In a special report released today, the voice of Canadian business is calling for stronger economic ties with China.
The Canadian Chamber of Commerce’s report, Canada-China: Building a strong economic partnership, asks whether we, in politics, business and society at large, have maximized the Canada-China economic partnership. China is due to become the world’s second largest economy this year, with markets representing 1.3 billion increasingly sophisticated consumers and deep pools of capital.
Our extensive research and discussions with our members and Canadian thought leaders convince us that now is the time for both governments and the business community to reinforce efforts to realize the economic potential of Canada-China ties.
Global patterns of economic growth, consumption, trade and investment are changing. A shift in relative economic clout away from North America and Europe toward Asia, and from the developed to the developing world, is taking place. Large developing economies, with China in the lead, have become an increasingly powerful secondary engine of global economic growth.
For trade-dependent Canada, learning how to navigate shifting global currents to ensure its increasing prosperity calls for a focused policy re-think, one that looks well into the future.

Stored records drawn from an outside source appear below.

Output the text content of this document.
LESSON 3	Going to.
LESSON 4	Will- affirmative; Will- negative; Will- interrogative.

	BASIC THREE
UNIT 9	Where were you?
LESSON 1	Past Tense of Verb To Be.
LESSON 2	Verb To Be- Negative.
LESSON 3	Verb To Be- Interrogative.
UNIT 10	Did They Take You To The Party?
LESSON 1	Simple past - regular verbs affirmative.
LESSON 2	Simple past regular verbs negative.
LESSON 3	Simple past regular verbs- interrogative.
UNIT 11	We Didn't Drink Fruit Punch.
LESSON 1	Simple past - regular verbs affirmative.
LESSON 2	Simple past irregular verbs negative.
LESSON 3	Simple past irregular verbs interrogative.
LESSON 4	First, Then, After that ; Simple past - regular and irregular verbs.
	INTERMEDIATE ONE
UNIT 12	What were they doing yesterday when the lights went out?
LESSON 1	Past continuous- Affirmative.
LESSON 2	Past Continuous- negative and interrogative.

While developing stronger ties with the United States must remain the first pillar of Canada’s international trade and investment policy, Canada’s economic well-being will also need to rely on enhanced economic exchanges with other key markets such as China, India and the European Union.
China’s economy is expanding rapidly and is expected to become the world’s second-largest economy later this year. China today has an enormous population of increasingly wealthy and sophisticated consumers and is a key global exporter and importer of high-quality resources, manufactured goods and services. China is also an active overseas investor with vast pools of capital and a huge, diverse constellation of markets that Canada cannot afford to overlook.
Canada must broaden and deepen its economic ties with China over the coming years. Achieving this will require that the federal government, together with the provinces and territories, provide an overall strategic direction to move Canada’s economic ties with China forward. Work must be done by both countries to remove the obstacles that stand in the way of enhanced, mutually beneficial two-way trade and investment. Yet, it is ultimately businesses that do business. More than ever, it is essential that Canadian companies of all sizes and across all sectors grow to become globally competitive players in China.
• A Canada–China economic partnership must begin with a solid political relationship at every level. Ongoing, two-way exchanges between Canadian political leaders and their Chinese counterparts are key to forming that relationship. The federal government must form a Canada–China Strategic Dialogue.
• The federal government must establish an overarching, visible Canadian brand under which all sectors of the economy can consistently market themselves to China.
• The federal government must assist Canadian businesses in breaking into the Chinese market by providing them with introductions to officials in Chinese provinces and cities where business links can be built. In China, introductions by government leaders pave the way to business ties.
• So that Canada can become China’s gateway to North America, Canada’s infrastructure, including seaports, railways, roadways, customs facilities and airports, and the operation of that infrastructure, must act as facilitators and catalysts of growth, both in trade and in the number of jobs associated with trade.
• Canada must improve its record of skills and innovation. Canada’s education system must equip students with world-class communications, mathematics and science skills so that its workforce is able to work in a global business environment and can continue to create the sophisticated products China and other large markets demand.
• Canada needs to focus on its strengths in its mining and energy sectors, its agricultural sector, its high-value-added manufacturing and technological industries and its commercial services areas. Canada must deepen and broaden its goods-and-services trade with China. Not only must Canada increase the volumes of exchange, but it must also broaden it across all sectors to include more high-value-added products and processes. Canada must do this not only in sectors where it currently has niches of expertise, but also in budding sectors such as green technology. There is room to build strong partnerships with China in many of these areas.
• Canada must ensure that it continues to welcome foreign direct investment, including from China. Canada and China must conclude the Foreign Investment Protection Agreement (FIPA), under negotiation since 2004, to provide a solid long-term framework for two-way investment, with comprehensive, high standards of protection for investors and recipients in both countries.
• As trade-dependent countries, both Canada and China must collaborate through international institutions and fora and work with other international partners to stop protectionism and promote rules-based trade liberalization. Canada should also take the first step in exploring the viability of a comprehensive free-trade agreement with China.
• With China’s granting of Approved Destination Status (ADS) to Canada in December 2009, the federal government must move to market Canada as a travel destination to China’s growing population of overseas tourists.
What this means for Canadian business
For a country such as Canada, whose prosperity is closely tied to global trade, gaining access to new markets for its goods and services and to new sources of capital is not an option, it is a necessity. As China is the world’s fastest-growing and soon-to-be second-largest economy, pursuing the new opportunities tied to a rising China is in the best interest of, not only Canadian businesses but, all Canadians.